To run ML_Feature_Extraction.py you'll want to set it up in a folder like:
For VSCode, you can run the code by pressing the play button above in the right corner.
Important Reminders:
- DL_Cell_Identification and DL_Confusion_Matrix: Currently, running the animations for the cell identification visualization only functions in VSCode and will not show up in Google Colaboratory or Jupyter Notebook.
- At this time, the Blood_Cancer dataset is non-compatible with the Deep Learning programs and ML_Feature_Extraction.py, as the dataset uses tiff image files. The Deep Learning programs and ML_Feature_Extraction.py accept jpeg, jpg, png and such file types as input.
- DL_Cell_Identification_NN and multilayer_classifier_3x3conv_NN only work on Google Colab and not on VScode.
Datasets used in our analysis can be found:
Output will be saved in the following ways:
- The Keras model outputted by DL_Cell_Identification.py will be saved as PNG and DOT files.
- Additionally, the loss graph of the keras model can be saved to a local drive/folder as a PNG file.

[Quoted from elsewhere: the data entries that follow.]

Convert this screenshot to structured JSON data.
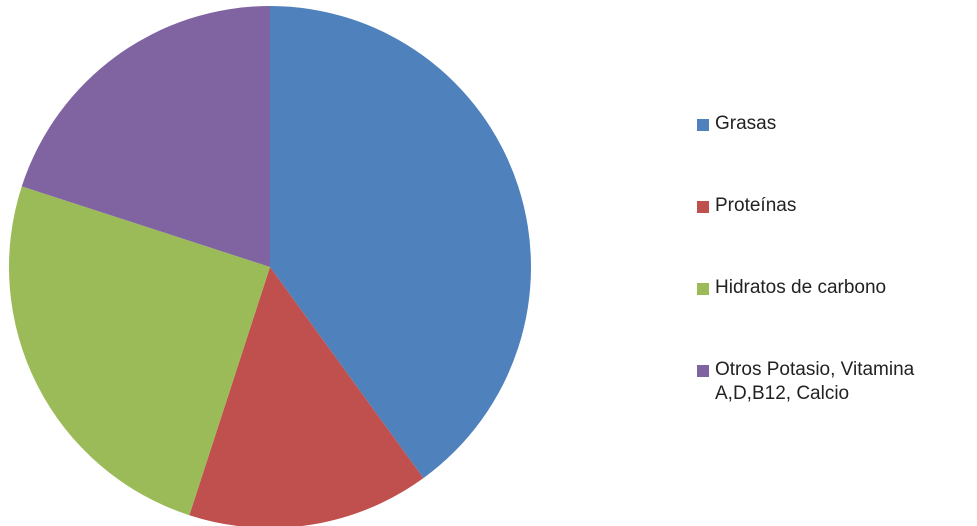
{
  "chart_data": {
    "type": "pie",
    "categories": [
      "Grasas",
      "Proteínas",
      "Hidratos de carbono",
      "Otros Potasio, Vitamina A,D,B12, Calcio"
    ],
    "values": [
      40,
      15,
      25,
      20
    ],
    "colors": [
      "#4f81bd",
      "#c0504d",
      "#9bbb59",
      "#8064a2"
    ],
    "legend": "right"
  }
}
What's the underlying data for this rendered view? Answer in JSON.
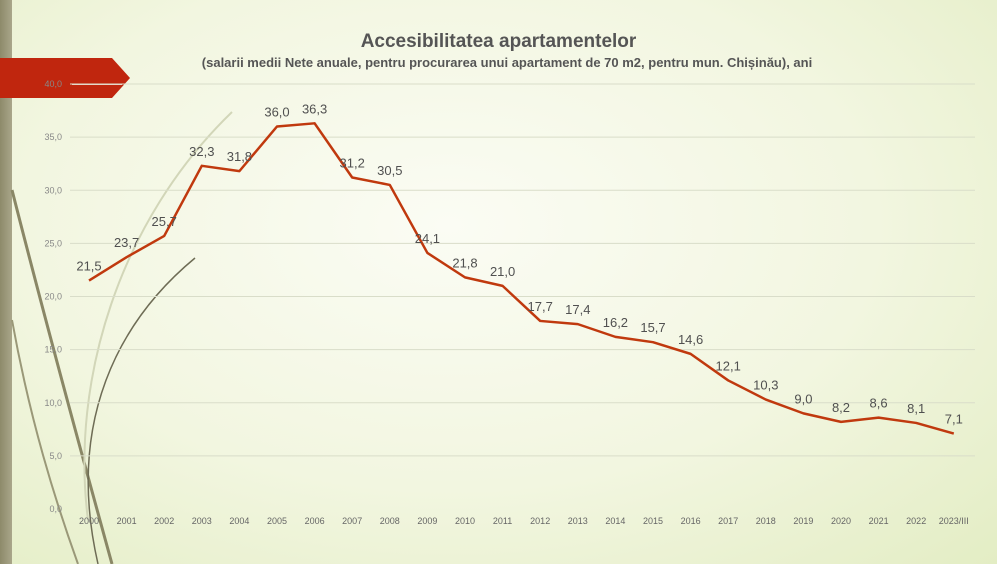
{
  "title": "Accesibilitatea apartamentelor",
  "subtitle": "(salarii medii Nete anuale, pentru procurarea unui apartament de 70 m2, pentru mun. Chișinău), ani",
  "colors": {
    "line": "#c0390e",
    "tag": "#c0260e",
    "grid": "#d9ddc9"
  },
  "chart_data": {
    "type": "line",
    "categories": [
      "2000",
      "2001",
      "2002",
      "2003",
      "2004",
      "2005",
      "2006",
      "2007",
      "2008",
      "2009",
      "2010",
      "2011",
      "2012",
      "2013",
      "2014",
      "2015",
      "2016",
      "2017",
      "2018",
      "2019",
      "2020",
      "2021",
      "2022",
      "2023/III"
    ],
    "values": [
      21.5,
      23.7,
      25.7,
      32.3,
      31.8,
      36.0,
      36.3,
      31.2,
      30.5,
      24.1,
      21.8,
      21.0,
      17.7,
      17.4,
      16.2,
      15.7,
      14.6,
      12.1,
      10.3,
      9.0,
      8.2,
      8.6,
      8.1,
      7.1
    ],
    "labels": [
      "21,5",
      "23,7",
      "25,7",
      "32,3",
      "31,8",
      "36,0",
      "36,3",
      "31,2",
      "30,5",
      "24,1",
      "21,8",
      "21,0",
      "17,7",
      "17,4",
      "16,2",
      "15,7",
      "14,6",
      "12,1",
      "10,3",
      "9,0",
      "8,2",
      "8,6",
      "8,1",
      "7,1"
    ],
    "yticks": [
      "0,0",
      "5,0",
      "10,0",
      "15,0",
      "20,0",
      "25,0",
      "30,0",
      "35,0",
      "40,0"
    ],
    "ylim": [
      0,
      40
    ],
    "grid": true,
    "legend": "none"
  }
}
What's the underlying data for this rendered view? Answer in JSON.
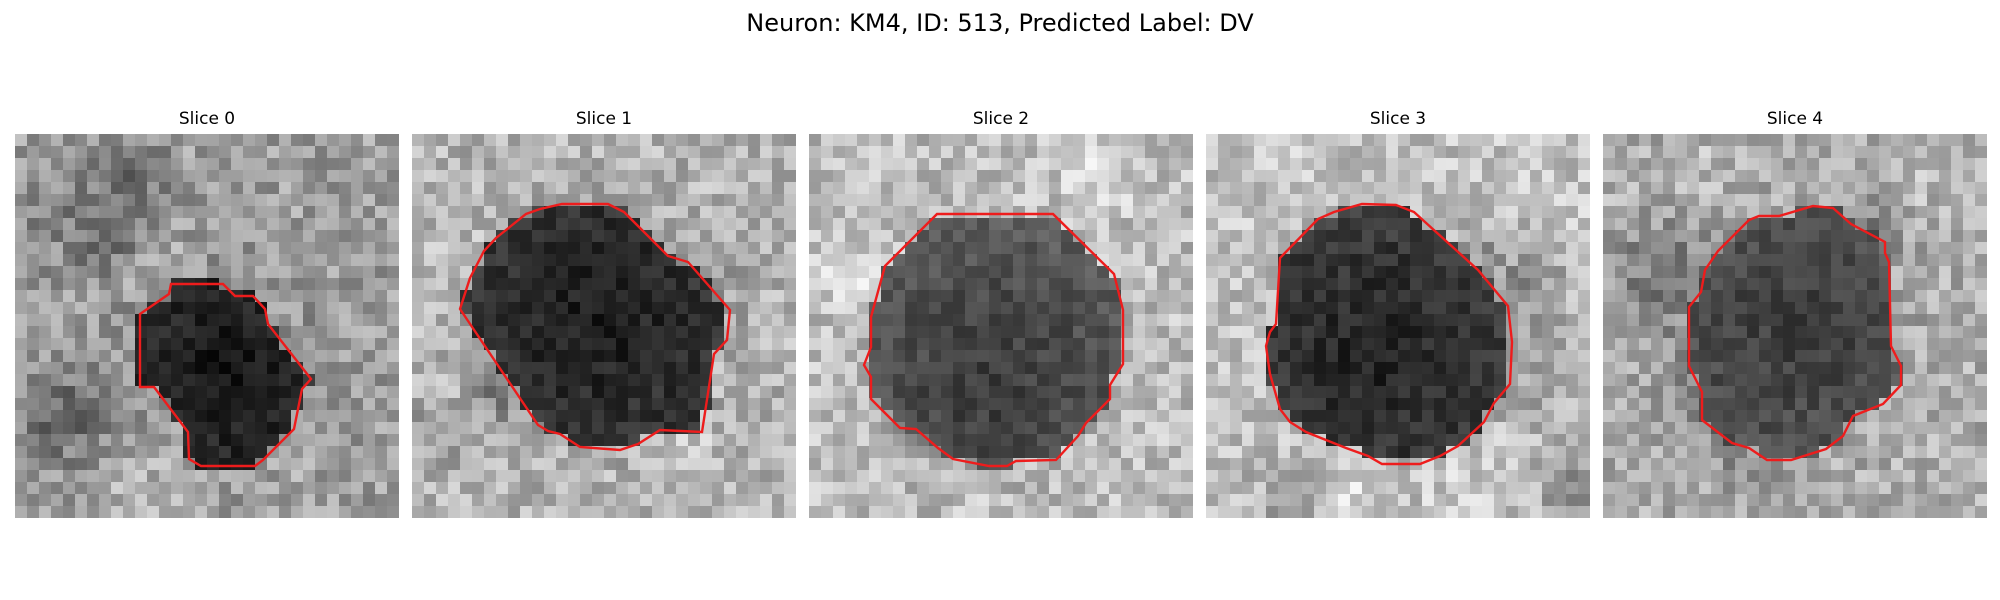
{
  "figure": {
    "title": "Neuron: KM4, ID: 513, Predicted Label: DV"
  },
  "colors": {
    "contour": "#ee1c1c",
    "background": "#ffffff"
  },
  "panels": [
    {
      "title": "Slice 0",
      "seed": 11,
      "dark_level": 0.08,
      "bg_level": 0.62
    },
    {
      "title": "Slice 1",
      "seed": 23,
      "dark_level": 0.1,
      "bg_level": 0.7
    },
    {
      "title": "Slice 2",
      "seed": 37,
      "dark_level": 0.22,
      "bg_level": 0.74
    },
    {
      "title": "Slice 3",
      "seed": 41,
      "dark_level": 0.12,
      "bg_level": 0.76
    },
    {
      "title": "Slice 4",
      "seed": 53,
      "dark_level": 0.22,
      "bg_level": 0.68
    }
  ]
}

- The confusion matrix generated by DL_Confusion_Matrix.py can be saved to a local drive as a PNG file.
- The average area and eccentricity by cell type from ML_Feature_Extraction.py can be saved to a local drive as a PNG file.
- The filter enhancement results from q3.py can be saved to a local drive as a PNG file.
- The model accuracy and loss results generated by multilayer_classifier_3x3conv.py can be saved to a local drive as a PNG file.